Table 5: Gene space completeness metrics for all draft assemblies in this data set (Data Citation 2: Dryad Data Repository
Figure 2: Correlation between gene space completeness, coverage, and N50 scaffold length for the 66 teleost genomes.
Figure 2

(a) Scatterplot illustrating the correlation of gene space completeness (evaluated on the basis of BUSCO and CEGMA partially complete genes detected) and the read coverage (linear regression of BUSCO versus coverage (>15×): R2=0.038, P=0.07; CEGMA versus coverage (>15×): R2=0.002, P=0.30). (b) Scatterplot showing the correlation of BUSCO / CEGMA scores and N50 scaffold length (linear regression of BUSCO versus N50 scaffold length: R2=0.55, P<10–12 and CEGMA versus N50 scaffold length: R2=0.30, P<10–5) for all genome presented in the data set. (c) Scatterplot illustrating the correlation of coverage and N50 scaffold length (linear regression: R2=0.015, P=0.17). Species within the order Gadiformes are represented by triangles in all three plots. The lines shown are smooth LOESS curves, also referred to as local regressions, and the gray shaded areas represent 95% confidence interval in all three plots.

Phylogenetic analyses using mitochondrial genomes

To verify the correct identification of sampled species and the absence of contamination, we performed phylogenetic analyses of mitochondrial genomes extracted from all assemblies, in combination with previously available mitochondrial sequence data for sampled taxa and their close relatives. Mitochondrial genomes are particularly suitable for this comparison as the coverage of mitochondrial sequences is usually extremely high owing to the multiple copies of mitochondrial DNA (mtDNA) present in each mitochondrion and the large number of mitochondria per cell20. Furthermore, mitochondrial genomes are useful phylogenetic markers due to the very low frequency of recombination in animal mtDNA21 and the large number of mitochondrial genome sequences already available in GenBank22 (Data Citation 5: GenBank NC_009064).
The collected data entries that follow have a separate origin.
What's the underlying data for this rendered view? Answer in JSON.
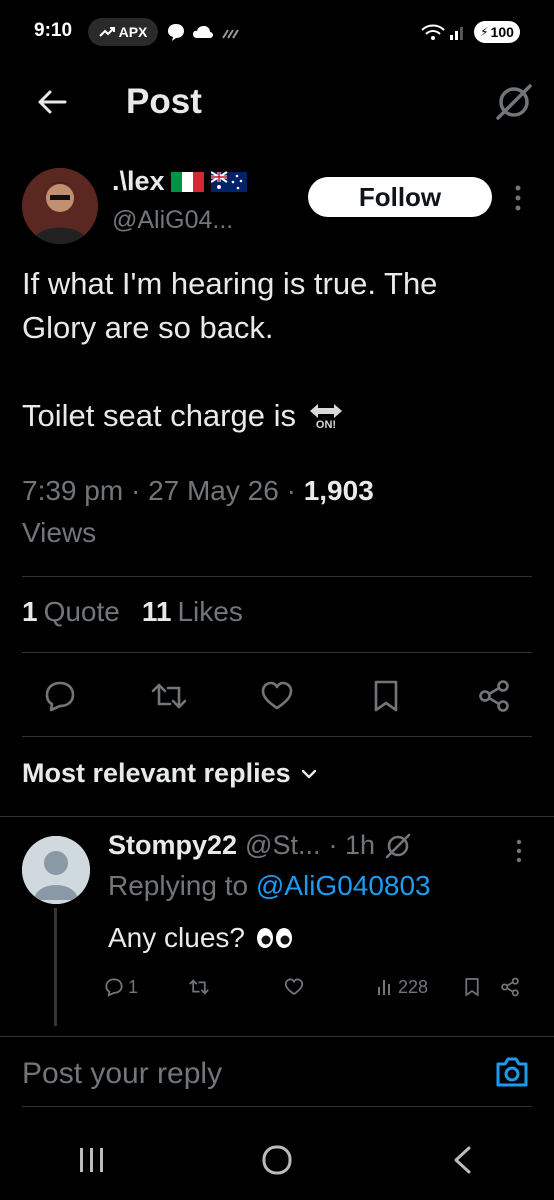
{
  "status_bar": {
    "time": "9:10",
    "apx_label": "APX",
    "battery": "100"
  },
  "header": {
    "title": "Post"
  },
  "post": {
    "author": {
      "display_name": ".\\lex",
      "handle": "@AliG04..."
    },
    "follow_label": "Follow",
    "text_lines": [
      "If what I'm hearing is true. The",
      "Glory are so back."
    ],
    "text_line3": "Toilet seat charge is",
    "emoji_label": "ON!",
    "time": "7:39 pm",
    "dot": "·",
    "date": "27 May 26",
    "views_count": "1,903",
    "views_label": "Views",
    "quote_count": "1",
    "quote_label": "Quote",
    "likes_count": "11",
    "likes_label": "Likes"
  },
  "replies_section": {
    "title": "Most relevant replies"
  },
  "reply": {
    "name": "Stompy22",
    "handle": "@St...",
    "time": "· 1h",
    "replying_prefix": "Replying to",
    "replying_to": "@AliG040803",
    "text": "Any clues?",
    "reply_count": "1",
    "view_count": "228"
  },
  "compose": {
    "placeholder": "Post your reply"
  },
  "colors": {
    "background": "#000000",
    "text": "#e7e9ea",
    "muted": "#71767b",
    "link": "#1d9bf0",
    "divider": "#2f3336"
  }
}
We downloaded mitochondrial genome sequences for 120 species of which 14 species (Lampris guttatus, Polymixia japonica, Percopsis transmontana, Zeus faber, Stylephorus chordatus, Lota lota, Gadus morhua, Monocentris japonicus, Rondeletia loricata, Beryx splendens, Antennarius striatus, Anabas testudineus, Helostoma temminkii, and Perca fluviatilis) were also included in our set of 66 new teleost genome assemblies and an additional 8 species (Osmerus mordax, Polymixia lowei, Bregmaceros nectabanus, Beryx decadactylus, Myripristis berndti, Lamprogrammus niger, Carapus bermudensis, and Thunnus thynnus) were represented by a congener. GenBank accession numbers for the 120 downloaded genome sequences are given in Table 6 (available online only) (Data Citation 5: GenBank NC_009064). Protein-coding sequences for all mitochondrial genes except mt-ND6 (see Miya et al.23) were extracted from the 120 mitochondrial genomes, aligned with the software MAFFT24, v7.213 and translated to amino-acid sequences using AliView25 v.1.16.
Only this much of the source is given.